Minister Paulie Chinna ruled out the GWNT paying for fire services on Ingraham Trail, which have officially ceased to be covered by the City of Yellowknife.
Chinna, the Minister for Municipal and Community affairs, said her department would not cover the costs of fire services in the area.
“However, it is a built-up area; this is a cabin area,” said Chinna. “We have areas throughout the territory that — what are we going to start doing? Are we going to be going out to each cabin lease, and are we going to be starting to fight those fires? Looking at this, Ingraham Trail, it’s very unique.”
In a report compiled by MACA looking at options for fire services along Highway 3 and 4, estimates said it would cost the City of Yellowknife $1.7 million initially and $1.2 million annually to continue the coverage it currently provides to residents in the area.
MACA said it would be prohibitively expensive for the City of Yellowknife, adding it made response times slower for Yellowknife residents within the municipality.
This meant unless another option was found, residents would have to divide the cost between them.
There are around 300 residents in the area. To keep the current fire services, they would have to pay around $5,666 in the first year and $4,000 annually after that.
Residents will have to pay extra fees if they actually require a call out. To have a fire crew attend a scene outside Yellowknife’s municipal boundaries, it will cost $1500, plus $2 per kilometre they have to travel, plus $500 for the first two hours, with each two hour block after that costing $200 and any overtime costs for firefighters working overtime.
MLA for Yellowknife North Rylund Johnson criticized the territorial government for not being clearer about their unwillingness to pay, when discussions about the fire services were first raised in October.

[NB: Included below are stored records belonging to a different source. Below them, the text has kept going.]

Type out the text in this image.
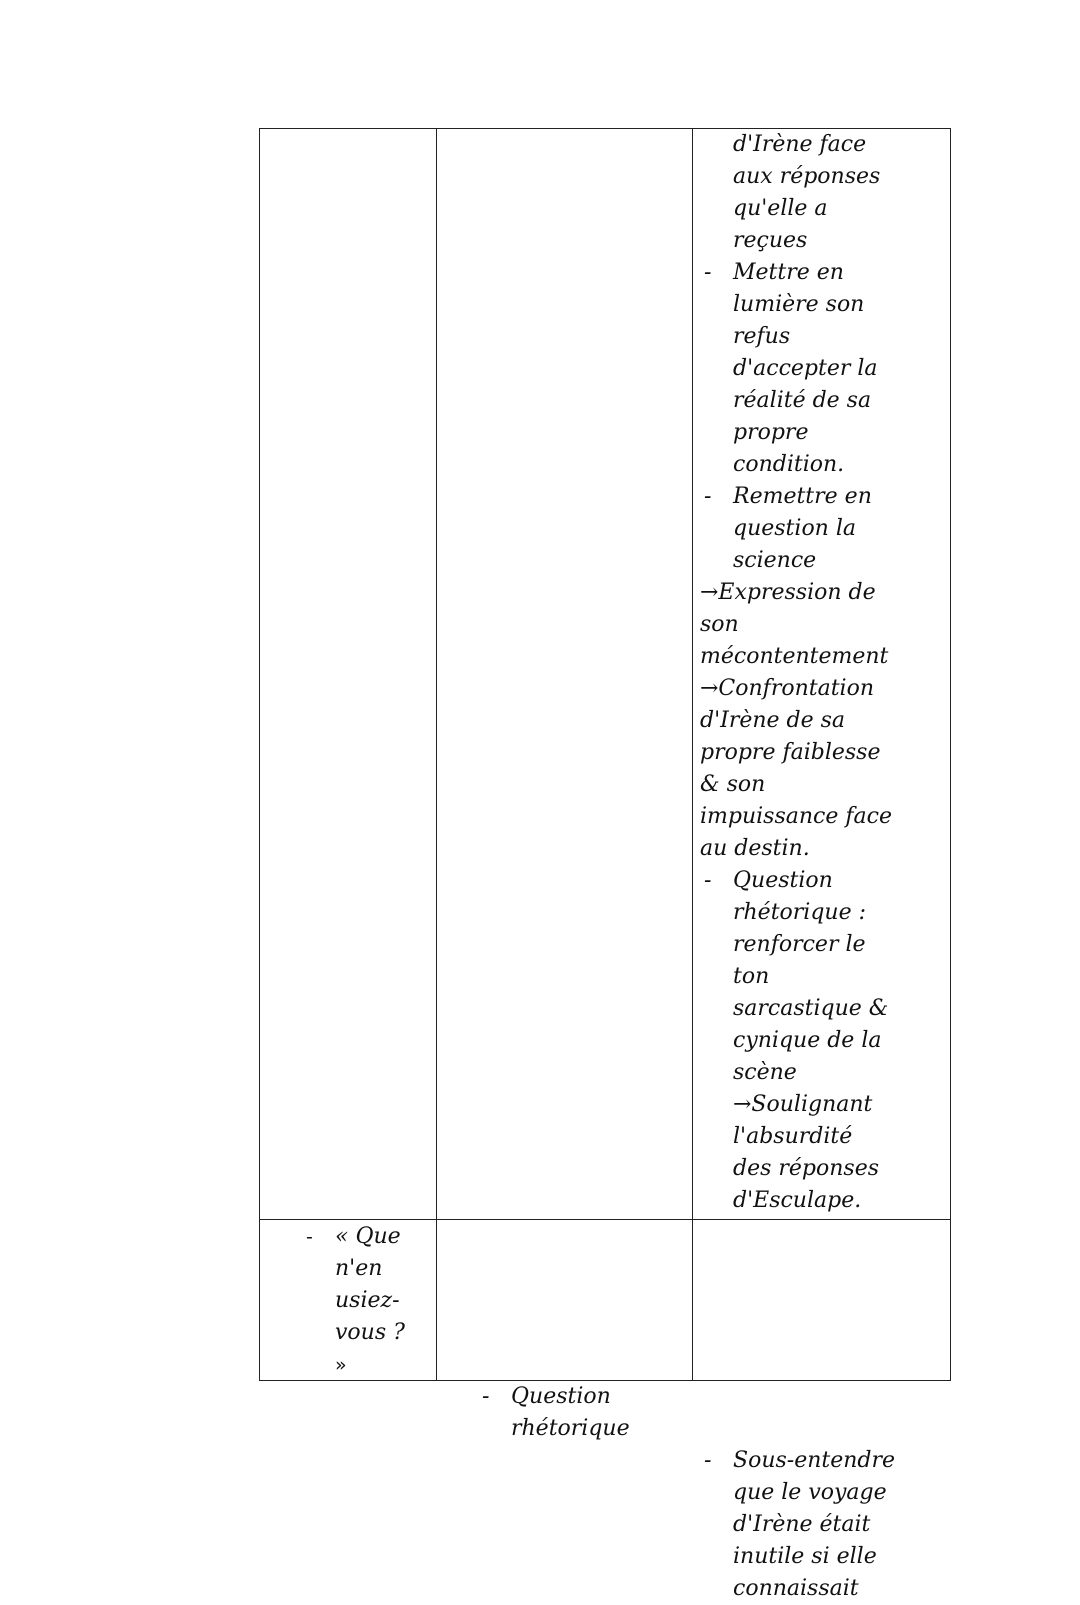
d'Irène face
aux réponses
qu'elle a
reçues
- Mettre en
lumière son
refus
d'accepter la
réalité de sa
propre
condition.
- Remettre en
question la
science
→Expression de
son
mécontentement
→Confrontation
d'Irène de sa
propre faiblesse
& son
impuissance face
au destin.
- Question
rhétorique :
renforcer le
ton
sarcastique &
cynique de la
scène
→Soulignant
l'absurdité
des réponses
d'Esculape.
- « Que
n'en
usiez-
vous ?
»
- Question
rhétorique
- Sous-entendre
que le voyage
d'Irène était
inutile si elle
connaissait
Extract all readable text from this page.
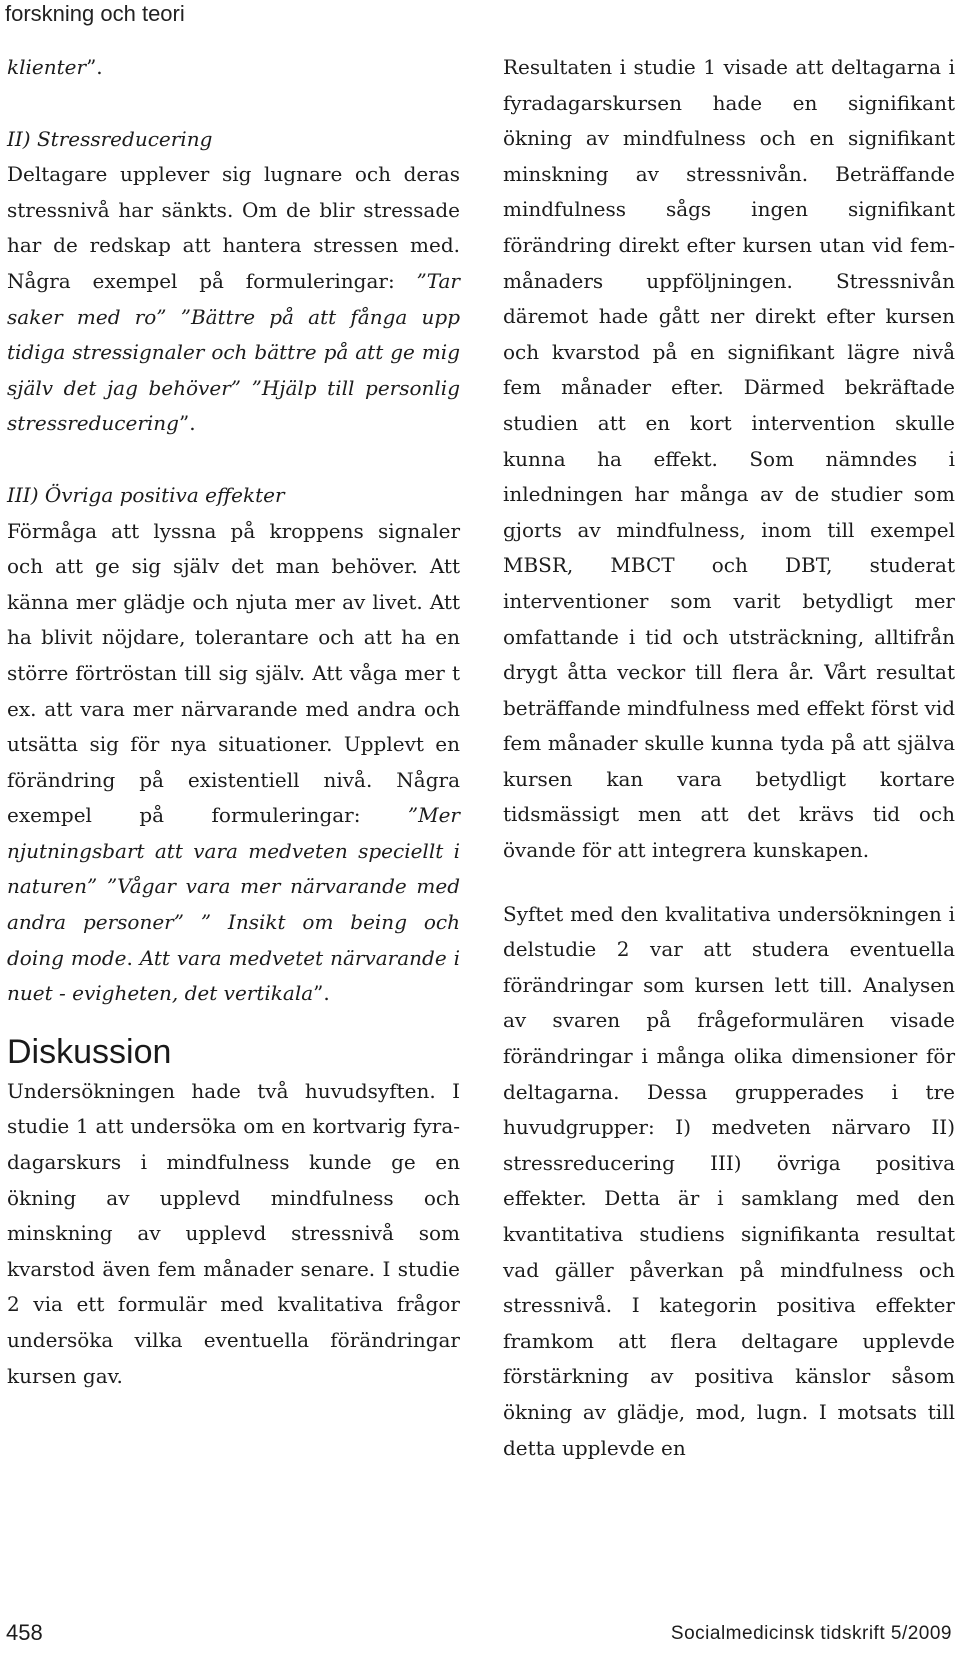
forskning och teori

klienter”.

II) Stressreducering
Deltagare upplever sig lugnare och deras stressnivå har sänkts. Om de blir stressade har de redskap att hantera stressen med. Några exempel på formuleringar: ”Tar saker med ro” ”Bättre på att fånga upp tidiga stressignaler och bättre på att ge mig själv det jag behöver” ”Hjälp till personlig stressreducering”.

III) Övriga positiva effekter
Förmåga att lyssna på kroppens signaler och att ge sig själv det man behöver. Att känna mer glädje och njuta mer av livet. Att ha blivit nöjdare, tolerantare och att ha en större förtröstan till sig själv. Att våga mer t ex. att vara mer närvarande med andra och utsätta sig för nya situationer. Upplevt en förändring på existentiell nivå. Några exempel på formuleringar: ”Mer njutningsbart att vara medveten speciellt i naturen” ”Vågar vara mer närvarande med andra personer” ” Insikt om being och doing mode. Att vara medvetet närvarande i nuet - evigheten, det vertikala”.

Diskussion

Undersökningen hade två huvudsyften. I studie 1 att undersöka om en kortvarig fyra- dagarskurs i mindfulness kunde ge en ökning av upplevd mindfulness och minskning av upplevd stressnivå som kvarstod även fem månader senare. I studie 2 via ett formulär med kvalitativa frågor undersöka vilka eventuella förändringar kursen gav.

Resultaten i studie 1 visade att deltagarna i fyradagarskursen hade en signifikant ökning av mindfulness och en signifikant minskning av stressnivån. Beträffande mindfulness sågs ingen signifikant förändring direkt efter kursen utan vid fem-månaders uppföljningen. Stressnivån däremot hade gått ner direkt efter kursen och kvarstod på en signifikant lägre nivå fem månader efter. Därmed bekräftade studien att en kort intervention skulle kunna ha effekt. Som nämndes i inledningen har många av de studier som gjorts av mindfulness, inom till exempel MBSR, MBCT och DBT, studerat interventioner som varit betydligt mer omfattande i tid och utsträckning, alltifrån drygt åtta veckor till flera år. Vårt resultat beträffande mindfulness med effekt först vid fem månader skulle kunna tyda på att själva kursen kan vara betydligt kortare tidsmässigt men att det krävs tid och övande för att integrera kunskapen.

Syftet med den kvalitativa undersökningen i delstudie 2 var att studera eventuella förändringar som kursen lett till. Analysen av svaren på frågeformulären visade förändringar i många olika dimensioner för deltagarna. Dessa grupperades i tre huvudgrupper: I) medveten närvaro II) stressreducering III) övriga positiva effekter. Detta är i samklang med den kvantitativa studiens signifikanta resultat vad gäller påverkan på mindfulness och stressnivå. I kategorin positiva effekter framkom att flera deltagare upplevde förstärkning av positiva känslor såsom ökning av glädje, mod, lugn. I motsats till detta upplevde en

458	Socialmedicinsk tidskrift 5/2009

Johnson said the trail’s residents still pay taxes, but are set to get no coverage for that tax money.
Chinna responded that the Ingraham Trial is not recognized as a community, but as a built-up area with cabins, meaning MACA doesn’t provide residents within the area any funding.
Back in October, Johnson said he would push for Ingraham Trail to be incorporated as a hamlet, which would qualify the area for MACA funding. Johnson did not mention the idea in the Legislative Assembly on Wednesday.
Alternative options like the Ingraham Trail creating its own fire department (too expensive, lack of training), or using the Yellowknife airports’ fire truck (impacts airport safety), Dettah’s community fire crew (lack of training) or Environment and Natural Resources’ seasonal fire crew (unavailable most of the year) all had problems.
Chinna said the territorial government only received figures about the cost extending the City of Yellowkinfe’s coverage in December. Chinna spoke about a reduced figure with the City of Yellowknife, adding the GNWT and the city are in a difficult scenario.
She added consultations were ongoing.